The technology is fast and versatile. The practical application concept convinced the jury of the BMBF’s GO-Bio competition back in 2012. The German Federal Ministry of Research and Education granted the researchers financial support for a period of four years. Funding will end in 2017, but will have enabled the start-up company to optimise the technology for further applications whilst it is already active on the market. Signatope targets mainly big research-based pharmaceutical companies, but also small biotech companies and research groups. In short, the company targets all companies and institutions involved in the drug development process. For the time being, Signatope is mainly focused on biomarker proteins involved in the metabolism of drug candidates in the liver and kidneys.
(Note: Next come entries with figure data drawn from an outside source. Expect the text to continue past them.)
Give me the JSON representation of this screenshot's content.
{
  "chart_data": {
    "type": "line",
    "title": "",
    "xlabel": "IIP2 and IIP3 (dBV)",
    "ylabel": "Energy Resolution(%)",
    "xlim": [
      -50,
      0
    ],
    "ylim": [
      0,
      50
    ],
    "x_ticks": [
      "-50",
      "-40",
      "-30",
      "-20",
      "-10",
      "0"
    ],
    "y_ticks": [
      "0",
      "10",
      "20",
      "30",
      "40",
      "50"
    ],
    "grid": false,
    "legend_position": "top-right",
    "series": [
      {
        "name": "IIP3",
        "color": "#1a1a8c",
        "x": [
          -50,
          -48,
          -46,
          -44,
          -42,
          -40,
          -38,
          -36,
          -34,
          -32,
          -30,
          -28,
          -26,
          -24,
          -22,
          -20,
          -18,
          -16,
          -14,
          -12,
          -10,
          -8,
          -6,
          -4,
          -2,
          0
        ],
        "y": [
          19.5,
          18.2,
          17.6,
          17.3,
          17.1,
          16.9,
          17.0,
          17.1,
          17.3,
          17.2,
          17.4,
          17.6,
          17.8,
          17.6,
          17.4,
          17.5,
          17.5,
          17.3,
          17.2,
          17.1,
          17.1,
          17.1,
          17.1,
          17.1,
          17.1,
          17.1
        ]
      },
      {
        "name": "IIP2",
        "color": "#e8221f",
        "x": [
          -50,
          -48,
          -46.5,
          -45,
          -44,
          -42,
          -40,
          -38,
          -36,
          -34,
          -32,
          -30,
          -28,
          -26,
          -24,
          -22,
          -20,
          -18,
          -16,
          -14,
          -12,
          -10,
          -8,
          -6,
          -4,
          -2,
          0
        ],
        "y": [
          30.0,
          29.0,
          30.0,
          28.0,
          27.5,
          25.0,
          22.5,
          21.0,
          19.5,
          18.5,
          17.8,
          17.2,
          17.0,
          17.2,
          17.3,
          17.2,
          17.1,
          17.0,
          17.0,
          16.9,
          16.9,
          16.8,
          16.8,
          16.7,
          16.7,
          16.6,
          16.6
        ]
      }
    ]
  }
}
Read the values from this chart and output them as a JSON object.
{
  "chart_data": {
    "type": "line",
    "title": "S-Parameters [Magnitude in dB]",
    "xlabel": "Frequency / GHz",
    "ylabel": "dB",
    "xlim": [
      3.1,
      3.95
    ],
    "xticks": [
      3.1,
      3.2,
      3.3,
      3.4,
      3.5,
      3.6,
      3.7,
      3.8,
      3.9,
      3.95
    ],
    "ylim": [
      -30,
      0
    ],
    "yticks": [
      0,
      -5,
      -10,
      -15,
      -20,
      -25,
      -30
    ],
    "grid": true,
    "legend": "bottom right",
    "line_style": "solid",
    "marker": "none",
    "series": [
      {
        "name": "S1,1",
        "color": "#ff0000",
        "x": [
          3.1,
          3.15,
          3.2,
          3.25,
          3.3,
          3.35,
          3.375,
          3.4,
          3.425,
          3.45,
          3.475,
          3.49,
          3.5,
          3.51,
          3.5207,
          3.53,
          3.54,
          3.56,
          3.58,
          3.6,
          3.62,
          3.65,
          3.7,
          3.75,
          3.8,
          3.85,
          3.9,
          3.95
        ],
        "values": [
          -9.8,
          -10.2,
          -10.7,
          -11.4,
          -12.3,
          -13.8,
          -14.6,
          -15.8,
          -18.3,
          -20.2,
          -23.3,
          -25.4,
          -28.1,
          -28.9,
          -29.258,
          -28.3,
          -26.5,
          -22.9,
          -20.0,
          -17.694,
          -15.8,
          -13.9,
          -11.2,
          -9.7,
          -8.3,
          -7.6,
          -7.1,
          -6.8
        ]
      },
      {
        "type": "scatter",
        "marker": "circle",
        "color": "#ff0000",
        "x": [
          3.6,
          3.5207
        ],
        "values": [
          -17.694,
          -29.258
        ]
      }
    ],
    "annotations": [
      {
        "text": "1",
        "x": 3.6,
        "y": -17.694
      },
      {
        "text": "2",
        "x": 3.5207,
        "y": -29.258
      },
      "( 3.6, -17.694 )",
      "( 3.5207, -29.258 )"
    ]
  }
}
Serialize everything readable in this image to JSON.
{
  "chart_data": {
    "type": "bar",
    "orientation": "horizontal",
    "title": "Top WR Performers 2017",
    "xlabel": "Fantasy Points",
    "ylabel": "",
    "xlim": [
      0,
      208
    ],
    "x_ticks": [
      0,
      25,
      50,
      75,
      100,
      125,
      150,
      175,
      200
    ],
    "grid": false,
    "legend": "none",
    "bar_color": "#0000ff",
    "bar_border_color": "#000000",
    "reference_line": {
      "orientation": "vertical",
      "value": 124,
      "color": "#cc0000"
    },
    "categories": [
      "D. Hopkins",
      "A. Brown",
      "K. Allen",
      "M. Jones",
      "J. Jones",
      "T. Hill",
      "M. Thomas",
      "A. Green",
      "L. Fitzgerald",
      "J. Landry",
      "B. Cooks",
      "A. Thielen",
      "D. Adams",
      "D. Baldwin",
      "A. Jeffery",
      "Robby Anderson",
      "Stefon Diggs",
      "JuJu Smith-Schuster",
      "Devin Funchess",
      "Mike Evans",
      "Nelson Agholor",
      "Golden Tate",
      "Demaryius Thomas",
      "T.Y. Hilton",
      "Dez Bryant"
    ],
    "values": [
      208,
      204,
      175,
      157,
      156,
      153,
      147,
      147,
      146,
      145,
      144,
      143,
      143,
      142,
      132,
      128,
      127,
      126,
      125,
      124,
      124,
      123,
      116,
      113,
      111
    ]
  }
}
“Enzymes of the cytochrome P450 complex, which are responsible for the biotransformation of drugs, and liver transport proteins are excellent examples of proteins whose expression is up- or downregulated when certain compounds are degraded. The analysis of these proteins is key to discovering interactions with new drug candidates. Our method enables these proteins to be rapidly quantified based on a relatively small amount of sample,” says Pötz summarising the advantages of the method for potential clients. In the long term, Pötz and his colleagues also plan to offer biomarker assays that specifically detect potential damage to blood vessels and other organs.
The demand for non-invasive biomarker assays is huge and will continue to increase in the future, as Planatscher explains. “In the drug discovery area, traditional histopathological investigations will increasingly be replaced with biomarker assays. The fact that regulatory authorities are increasingly tending to recommend biomarkers for testing new drugs supports this assumption. It can also be assumed that such assays will become mandatory for drug discovery. Generally speaking, we believe that such assays have great future potential.” The reduction of the number of histopathological tests will also contribute to reducing the number of animal experiments or help improve the data collected, which is another factor that favours biomarker assays in general and innovative Signatope assays in particular.